[ale] OT: micro mini nano PC

Phil Turmel philip at turmel.org
Mon Feb 1 11:02:16 EST 2016


On 02/01/2016 10:33 AM, Steve Litt wrote:
> On Mon, 01 Feb 2016 06:25:42 +0300
> damon at damtek.com wrote:

>> Well, actually, its to protect against a blue pill exploits where a
>> hypervisor "lifts" the OS off of the hardware and at that time the OS
>> does not know it is virtualized and the exploiter has complete,
>> uncontested control and access to the OS. In theory it is OS agnostic
>> and has been proofed in the lab. I don't know of any wild exploits.
> 
> Like so many other things, this is a tradeoff. Yes, secure boot
> protects from an exploit below the level of the OS, and might be the
> only practical way to do so. On the other hand, it restricts you to
> software possessing a key that costs money.

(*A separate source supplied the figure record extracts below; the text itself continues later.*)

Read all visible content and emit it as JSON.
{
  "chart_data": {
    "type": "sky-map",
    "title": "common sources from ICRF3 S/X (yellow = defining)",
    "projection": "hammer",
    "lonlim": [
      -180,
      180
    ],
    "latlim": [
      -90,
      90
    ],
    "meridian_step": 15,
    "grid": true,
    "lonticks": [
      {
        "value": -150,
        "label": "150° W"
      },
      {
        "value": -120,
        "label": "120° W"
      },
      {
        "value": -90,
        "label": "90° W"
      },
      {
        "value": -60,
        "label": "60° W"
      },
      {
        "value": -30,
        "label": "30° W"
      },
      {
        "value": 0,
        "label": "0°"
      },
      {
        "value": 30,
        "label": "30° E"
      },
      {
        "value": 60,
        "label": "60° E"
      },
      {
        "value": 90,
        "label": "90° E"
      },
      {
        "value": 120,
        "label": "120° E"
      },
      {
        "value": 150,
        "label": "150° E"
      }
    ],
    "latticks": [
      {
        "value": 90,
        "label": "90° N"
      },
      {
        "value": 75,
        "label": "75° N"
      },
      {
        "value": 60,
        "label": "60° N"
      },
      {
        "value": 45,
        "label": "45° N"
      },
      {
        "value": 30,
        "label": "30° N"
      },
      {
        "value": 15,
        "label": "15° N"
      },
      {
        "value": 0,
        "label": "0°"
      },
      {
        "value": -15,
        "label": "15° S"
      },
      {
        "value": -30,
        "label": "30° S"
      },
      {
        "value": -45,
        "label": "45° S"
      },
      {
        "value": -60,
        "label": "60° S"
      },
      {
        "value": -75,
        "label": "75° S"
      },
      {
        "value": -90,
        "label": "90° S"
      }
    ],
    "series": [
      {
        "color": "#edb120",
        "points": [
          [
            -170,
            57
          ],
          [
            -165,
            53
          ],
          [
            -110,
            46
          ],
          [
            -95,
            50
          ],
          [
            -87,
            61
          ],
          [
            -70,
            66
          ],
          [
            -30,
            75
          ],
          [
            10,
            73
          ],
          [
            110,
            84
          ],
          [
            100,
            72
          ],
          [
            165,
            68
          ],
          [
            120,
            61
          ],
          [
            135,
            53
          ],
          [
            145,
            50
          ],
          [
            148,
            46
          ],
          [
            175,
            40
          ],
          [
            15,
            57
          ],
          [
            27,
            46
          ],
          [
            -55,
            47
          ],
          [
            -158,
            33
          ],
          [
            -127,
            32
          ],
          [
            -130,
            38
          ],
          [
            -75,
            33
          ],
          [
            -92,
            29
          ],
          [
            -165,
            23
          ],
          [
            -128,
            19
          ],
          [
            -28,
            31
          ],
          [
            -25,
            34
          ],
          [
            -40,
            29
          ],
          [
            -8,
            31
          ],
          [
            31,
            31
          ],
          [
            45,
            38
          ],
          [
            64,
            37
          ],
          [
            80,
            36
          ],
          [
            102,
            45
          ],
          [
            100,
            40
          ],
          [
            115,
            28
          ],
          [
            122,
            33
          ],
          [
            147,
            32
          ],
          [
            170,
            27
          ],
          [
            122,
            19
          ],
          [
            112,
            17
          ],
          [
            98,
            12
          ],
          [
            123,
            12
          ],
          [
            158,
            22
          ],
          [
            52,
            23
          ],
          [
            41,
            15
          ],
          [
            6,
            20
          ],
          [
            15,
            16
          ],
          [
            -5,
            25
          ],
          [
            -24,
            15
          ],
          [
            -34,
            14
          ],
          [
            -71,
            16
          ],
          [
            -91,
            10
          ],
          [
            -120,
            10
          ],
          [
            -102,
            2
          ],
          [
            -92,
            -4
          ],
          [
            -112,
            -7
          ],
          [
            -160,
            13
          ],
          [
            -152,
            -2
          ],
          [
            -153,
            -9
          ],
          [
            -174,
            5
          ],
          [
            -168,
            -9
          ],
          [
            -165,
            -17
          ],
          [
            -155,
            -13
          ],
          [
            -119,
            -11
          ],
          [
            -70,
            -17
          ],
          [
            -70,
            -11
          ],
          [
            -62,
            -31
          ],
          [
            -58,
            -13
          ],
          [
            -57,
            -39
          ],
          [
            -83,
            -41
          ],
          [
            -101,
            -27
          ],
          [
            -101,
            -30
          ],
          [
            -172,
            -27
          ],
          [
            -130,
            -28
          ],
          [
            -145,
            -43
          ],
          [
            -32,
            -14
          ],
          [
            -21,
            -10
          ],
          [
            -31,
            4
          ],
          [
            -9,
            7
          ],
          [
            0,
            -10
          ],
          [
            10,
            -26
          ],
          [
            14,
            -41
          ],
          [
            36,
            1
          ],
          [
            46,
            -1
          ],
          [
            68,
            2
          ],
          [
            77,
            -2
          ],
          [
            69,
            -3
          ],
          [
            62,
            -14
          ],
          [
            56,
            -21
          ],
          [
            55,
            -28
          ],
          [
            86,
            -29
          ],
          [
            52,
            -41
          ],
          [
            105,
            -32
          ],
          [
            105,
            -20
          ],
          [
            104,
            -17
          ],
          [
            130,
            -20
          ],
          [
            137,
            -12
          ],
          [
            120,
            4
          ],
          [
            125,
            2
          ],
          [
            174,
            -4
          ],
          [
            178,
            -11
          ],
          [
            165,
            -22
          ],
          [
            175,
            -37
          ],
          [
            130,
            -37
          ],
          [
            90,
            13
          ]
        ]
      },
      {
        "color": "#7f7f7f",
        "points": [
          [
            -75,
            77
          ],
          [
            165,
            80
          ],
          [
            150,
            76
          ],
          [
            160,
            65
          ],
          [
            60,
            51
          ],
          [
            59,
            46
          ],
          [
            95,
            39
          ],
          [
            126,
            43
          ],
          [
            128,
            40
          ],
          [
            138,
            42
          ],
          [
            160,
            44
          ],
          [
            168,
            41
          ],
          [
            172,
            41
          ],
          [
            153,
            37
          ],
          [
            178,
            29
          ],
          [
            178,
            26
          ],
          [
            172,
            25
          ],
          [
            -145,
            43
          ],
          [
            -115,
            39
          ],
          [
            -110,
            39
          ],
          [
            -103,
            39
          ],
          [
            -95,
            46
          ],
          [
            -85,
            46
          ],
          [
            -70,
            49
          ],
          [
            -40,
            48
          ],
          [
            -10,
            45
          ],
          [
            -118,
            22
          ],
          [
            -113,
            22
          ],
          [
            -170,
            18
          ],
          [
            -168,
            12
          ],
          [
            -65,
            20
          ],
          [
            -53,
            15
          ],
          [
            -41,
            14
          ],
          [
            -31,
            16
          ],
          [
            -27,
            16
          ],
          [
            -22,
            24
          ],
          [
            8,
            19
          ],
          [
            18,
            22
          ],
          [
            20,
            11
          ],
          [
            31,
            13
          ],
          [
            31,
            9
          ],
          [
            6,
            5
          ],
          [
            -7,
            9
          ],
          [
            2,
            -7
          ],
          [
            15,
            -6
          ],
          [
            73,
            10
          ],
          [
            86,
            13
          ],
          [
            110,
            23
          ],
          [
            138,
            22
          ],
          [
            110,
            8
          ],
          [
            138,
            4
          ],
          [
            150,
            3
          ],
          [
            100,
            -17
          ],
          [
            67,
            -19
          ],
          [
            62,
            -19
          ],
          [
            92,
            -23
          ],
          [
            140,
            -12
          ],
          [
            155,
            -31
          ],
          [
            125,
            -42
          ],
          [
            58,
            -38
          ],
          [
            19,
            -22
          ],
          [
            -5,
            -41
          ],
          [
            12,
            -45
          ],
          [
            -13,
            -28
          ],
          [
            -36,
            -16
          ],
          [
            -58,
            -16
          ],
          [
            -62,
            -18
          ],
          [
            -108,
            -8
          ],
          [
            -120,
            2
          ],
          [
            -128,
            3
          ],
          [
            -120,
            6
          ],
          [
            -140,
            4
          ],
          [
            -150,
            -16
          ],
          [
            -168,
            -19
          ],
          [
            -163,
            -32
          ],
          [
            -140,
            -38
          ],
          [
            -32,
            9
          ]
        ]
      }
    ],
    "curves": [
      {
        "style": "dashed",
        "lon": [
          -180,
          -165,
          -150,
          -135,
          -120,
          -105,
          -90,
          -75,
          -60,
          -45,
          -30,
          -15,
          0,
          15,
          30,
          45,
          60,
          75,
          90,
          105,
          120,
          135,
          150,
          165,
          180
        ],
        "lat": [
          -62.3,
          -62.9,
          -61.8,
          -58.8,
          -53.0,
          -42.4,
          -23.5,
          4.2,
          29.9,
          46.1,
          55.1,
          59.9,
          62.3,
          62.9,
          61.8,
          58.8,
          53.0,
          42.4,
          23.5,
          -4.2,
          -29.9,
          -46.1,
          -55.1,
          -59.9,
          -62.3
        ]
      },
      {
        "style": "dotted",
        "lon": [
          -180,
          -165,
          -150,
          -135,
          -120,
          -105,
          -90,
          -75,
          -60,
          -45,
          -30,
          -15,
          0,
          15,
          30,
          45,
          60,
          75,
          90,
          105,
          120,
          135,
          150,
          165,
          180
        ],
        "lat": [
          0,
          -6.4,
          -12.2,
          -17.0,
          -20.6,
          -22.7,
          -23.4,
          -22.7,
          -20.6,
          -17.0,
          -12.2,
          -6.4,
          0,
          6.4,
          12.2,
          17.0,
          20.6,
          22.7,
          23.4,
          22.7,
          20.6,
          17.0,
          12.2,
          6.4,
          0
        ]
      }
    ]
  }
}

Worse, a key signed by
> Microsoft.
> 
> No problem: The purchaser gets to leave it on or turn it off. Oops, not
> any more. Hardware manufacturers can choose to remove the on/off
> switch, and worse yet, that on/off switch *never* appears on their
> specification sheets, so you guess and return. Or more likely, many
> people are assimilated into the Redhat SuSE Debian Ubuntu conglomerate.

But if you *do* have a mobo with configurable secure boot, you can
replace the certificates with your own, then sign your own kernels.
Then *nothing* will run before your OS on that box.